Impacts of Introduced Blueback Herring on Piscivorous Sportfish in a Southeastern U.S. Reservoir

Non-native species have sometimes been introduced to increase forage availability and sportfish production, but such introductions have potential for negative as well as positive effects. In 2010, non-native blueback herring (Alosa aestivalis) were found in Lewis Smith Lake, Alabama, due to illegal stocking. Our objective was to quantify food habits and determine potential impacts of blueback herring introduction on body condition and growth of important sportfishes in Lewis Smith Lake.
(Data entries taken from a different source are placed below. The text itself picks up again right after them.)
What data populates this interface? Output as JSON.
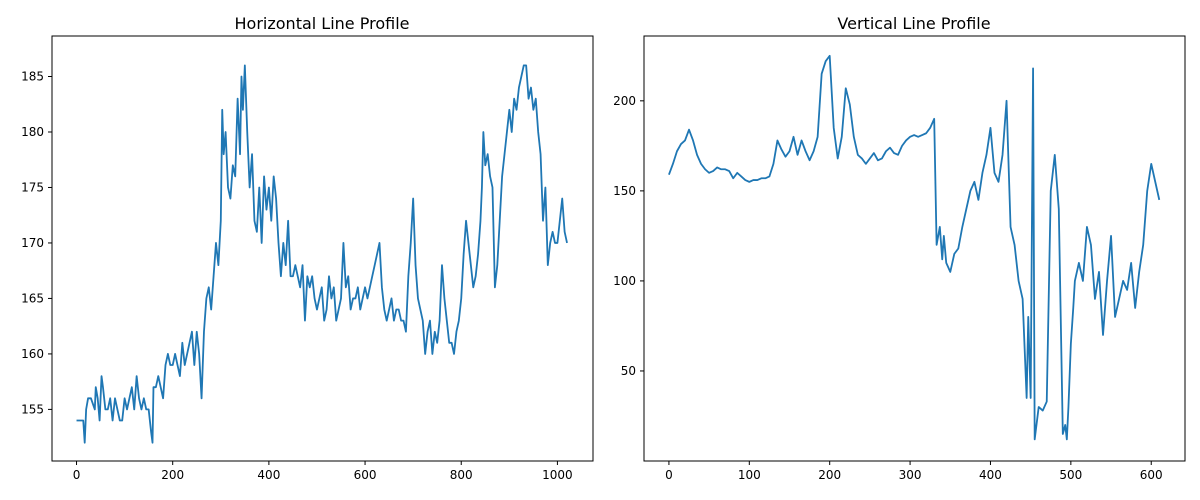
{
  "colors": {
    "series": "#1f77b4",
    "axis": "#000000",
    "background": "#ffffff"
  },
  "chart_data": [
    {
      "type": "line",
      "title": "Horizontal Line Profile",
      "xlabel": "",
      "ylabel": "",
      "xlim": [
        -51,
        1074
      ],
      "ylim": [
        150.35,
        188.65
      ],
      "xticks": [
        0,
        200,
        400,
        600,
        800,
        1000
      ],
      "yticks": [
        155,
        160,
        165,
        170,
        175,
        180,
        185
      ],
      "grid": false,
      "legend": "none",
      "series": [
        {
          "x": [
            0,
            10,
            14,
            17,
            20,
            24,
            30,
            38,
            40,
            44,
            48,
            52,
            55,
            60,
            65,
            70,
            75,
            80,
            85,
            90,
            95,
            100,
            105,
            110,
            115,
            120,
            125,
            130,
            135,
            140,
            145,
            150,
            155,
            158,
            160,
            165,
            170,
            175,
            180,
            185,
            190,
            195,
            200,
            205,
            210,
            215,
            220,
            225,
            230,
            235,
            240,
            245,
            250,
            255,
            260,
            265,
            270,
            275,
            280,
            285,
            290,
            295,
            300,
            303,
            306,
            310,
            315,
            320,
            325,
            330,
            335,
            340,
            343,
            346,
            350,
            355,
            360,
            365,
            370,
            375,
            380,
            385,
            390,
            395,
            400,
            405,
            410,
            415,
            420,
            425,
            430,
            435,
            440,
            445,
            450,
            455,
            460,
            465,
            470,
            475,
            480,
            485,
            490,
            495,
            500,
            505,
            510,
            515,
            520,
            525,
            530,
            535,
            540,
            545,
            550,
            555,
            560,
            565,
            570,
            575,
            580,
            585,
            590,
            595,
            600,
            605,
            610,
            615,
            620,
            625,
            630,
            635,
            640,
            645,
            650,
            655,
            660,
            665,
            670,
            675,
            680,
            685,
            690,
            695,
            700,
            705,
            710,
            715,
            720,
            725,
            730,
            735,
            740,
            745,
            750,
            755,
            760,
            765,
            770,
            775,
            780,
            785,
            790,
            795,
            800,
            805,
            810,
            815,
            820,
            825,
            830,
            835,
            840,
            843,
            846,
            850,
            855,
            860,
            865,
            870,
            875,
            880,
            885,
            890,
            895,
            900,
            905,
            910,
            915,
            920,
            925,
            930,
            935,
            940,
            945,
            950,
            955,
            960,
            965,
            970,
            975,
            980,
            985,
            990,
            995,
            1000,
            1005,
            1010,
            1015,
            1020
          ],
          "y": [
            154,
            154,
            154,
            152,
            155,
            156,
            156,
            155,
            157,
            156,
            154,
            158,
            157,
            155,
            155,
            156,
            154,
            156,
            155,
            154,
            154,
            156,
            155,
            156,
            157,
            155,
            158,
            156,
            155,
            156,
            155,
            155,
            153,
            152,
            157,
            157,
            158,
            157,
            156,
            159,
            160,
            159,
            159,
            160,
            159,
            158,
            161,
            159,
            160,
            161,
            162,
            159,
            162,
            160,
            156,
            162,
            165,
            166,
            164,
            167,
            170,
            168,
            172,
            182,
            178,
            180,
            175,
            174,
            177,
            176,
            183,
            178,
            185,
            182,
            186,
            180,
            175,
            178,
            172,
            171,
            175,
            170,
            176,
            173,
            175,
            172,
            176,
            174,
            170,
            167,
            170,
            168,
            172,
            167,
            167,
            168,
            167,
            166,
            168,
            163,
            167,
            166,
            167,
            165,
            164,
            165,
            166,
            163,
            164,
            167,
            165,
            166,
            163,
            164,
            165,
            170,
            166,
            167,
            164,
            165,
            165,
            166,
            164,
            165,
            166,
            165,
            166,
            167,
            168,
            169,
            170,
            166,
            164,
            163,
            164,
            165,
            163,
            164,
            164,
            163,
            163,
            162,
            167,
            170,
            174,
            168,
            165,
            164,
            163,
            160,
            162,
            163,
            160,
            162,
            161,
            163,
            168,
            165,
            163,
            161,
            161,
            160,
            162,
            163,
            165,
            169,
            172,
            170,
            168,
            166,
            167,
            169,
            172,
            175,
            180,
            177,
            178,
            176,
            175,
            166,
            168,
            172,
            176,
            178,
            180,
            182,
            180,
            183,
            182,
            184,
            185,
            186,
            186,
            183,
            184,
            182,
            183,
            180,
            178,
            172,
            175,
            168,
            170,
            171,
            170,
            170,
            172,
            174,
            171,
            170
          ]
        }
      ]
    },
    {
      "type": "line",
      "title": "Vertical Line Profile",
      "xlabel": "",
      "ylabel": "",
      "xlim": [
        -31,
        642
      ],
      "ylim": [
        0,
        236
      ],
      "xticks": [
        0,
        100,
        200,
        300,
        400,
        500,
        600
      ],
      "yticks": [
        50,
        100,
        150,
        200
      ],
      "grid": false,
      "legend": "none",
      "series": [
        {
          "x": [
            0,
            5,
            10,
            15,
            20,
            25,
            30,
            35,
            40,
            45,
            50,
            55,
            60,
            65,
            70,
            75,
            80,
            85,
            90,
            95,
            100,
            105,
            110,
            115,
            120,
            125,
            130,
            135,
            140,
            145,
            150,
            155,
            160,
            165,
            170,
            175,
            180,
            185,
            190,
            195,
            200,
            205,
            210,
            215,
            220,
            225,
            230,
            235,
            240,
            245,
            250,
            255,
            260,
            265,
            270,
            275,
            280,
            285,
            290,
            295,
            300,
            305,
            310,
            315,
            320,
            325,
            330,
            333,
            335,
            337,
            340,
            342,
            345,
            350,
            355,
            360,
            365,
            370,
            375,
            380,
            385,
            390,
            395,
            400,
            405,
            410,
            415,
            420,
            425,
            430,
            435,
            440,
            445,
            447,
            450,
            453,
            455,
            460,
            465,
            470,
            475,
            480,
            485,
            490,
            493,
            495,
            497,
            500,
            503,
            505,
            510,
            515,
            520,
            525,
            530,
            535,
            540,
            545,
            550,
            555,
            560,
            565,
            570,
            575,
            580,
            585,
            590,
            595,
            600,
            605,
            610
          ],
          "y": [
            159,
            165,
            172,
            176,
            178,
            184,
            178,
            170,
            165,
            162,
            160,
            161,
            163,
            162,
            162,
            161,
            157,
            160,
            158,
            156,
            155,
            156,
            156,
            157,
            157,
            158,
            165,
            178,
            173,
            169,
            172,
            180,
            170,
            178,
            172,
            167,
            172,
            180,
            215,
            222,
            225,
            185,
            168,
            180,
            207,
            198,
            180,
            170,
            168,
            165,
            168,
            171,
            167,
            168,
            172,
            174,
            171,
            170,
            175,
            178,
            180,
            181,
            180,
            181,
            182,
            185,
            190,
            120,
            125,
            130,
            112,
            125,
            110,
            105,
            115,
            118,
            130,
            140,
            150,
            155,
            145,
            160,
            170,
            185,
            160,
            155,
            170,
            200,
            130,
            120,
            100,
            90,
            35,
            80,
            35,
            218,
            12,
            30,
            28,
            33,
            150,
            170,
            140,
            15,
            20,
            12,
            30,
            65,
            85,
            100,
            110,
            100,
            130,
            120,
            90,
            105,
            70,
            100,
            125,
            80,
            90,
            100,
            95,
            110,
            85,
            105,
            120,
            150,
            165,
            155,
            145
          ]
        }
      ]
    }
  ]
}
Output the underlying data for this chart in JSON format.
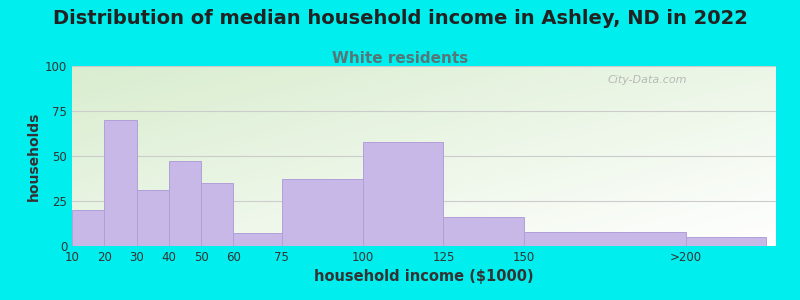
{
  "title": "Distribution of median household income in Ashley, ND in 2022",
  "subtitle": "White residents",
  "xlabel": "household income ($1000)",
  "ylabel": "households",
  "bar_labels": [
    "10",
    "20",
    "30",
    "40",
    "50",
    "60",
    "75",
    "100",
    "125",
    "150",
    ">200"
  ],
  "bar_values": [
    20,
    70,
    31,
    47,
    35,
    7,
    37,
    58,
    16,
    8,
    5
  ],
  "bar_color": "#c8b8e8",
  "bar_edge_color": "#b0a0d8",
  "ylim": [
    0,
    100
  ],
  "yticks": [
    0,
    25,
    50,
    75,
    100
  ],
  "bg_color": "#00EEEE",
  "plot_bg_top_left": "#d8eecf",
  "plot_bg_bottom_right": "#ffffff",
  "title_fontsize": 14,
  "title_color": "#222222",
  "subtitle_fontsize": 11,
  "subtitle_color": "#557777",
  "watermark": "City-Data.com",
  "left_edges": [
    10,
    20,
    30,
    40,
    50,
    60,
    75,
    100,
    125,
    150,
    200
  ],
  "right_edges": [
    20,
    30,
    40,
    50,
    60,
    75,
    100,
    125,
    150,
    200,
    225
  ],
  "xlim_left": 10,
  "xlim_right": 228
}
Largemouth bass (Micropterus salmoides), Alabama bass (Micropterus henshalli), and striped bass (Morone saxatilis) were sampled in 2013 and 2014, and diets of these post-blueback herring introduction piscivores were quantified. Relative weight and length-at-age data from these fish were combined with data from Alabama Department of Conservation and Natural Resources and Auburn University collected prior to blueback herring introduction to quantify any changes in relative weights or length at age. Overall, piscivore diets included blueback herring at lower percentages (4.5, 19.5, and 6.6% for largemouth bass, Alabama bass, and striped bass, respectively) than other fish prey (52.2%, 58.7%, and 92.2% for largemouth bass, Alabama bass, and striped bass, respectively). Only summer striped bass diets contained high proportions of blueback herring. Relative weights of all sizes of largemouth bass and Alabama bass and intermediate sized striped bass were significantly higher after blueback herring introduction. This increased condition did not result in increased mean-length-at-age for piscivores age-4 and younger (except age-1 and age-2 striped bass). Blueback herring contributed to piscivore diets and increased body condition of some piscivores, with little change observed in growth. However, long-term effects should be assessed as blueback herring densities increase in the reservoir.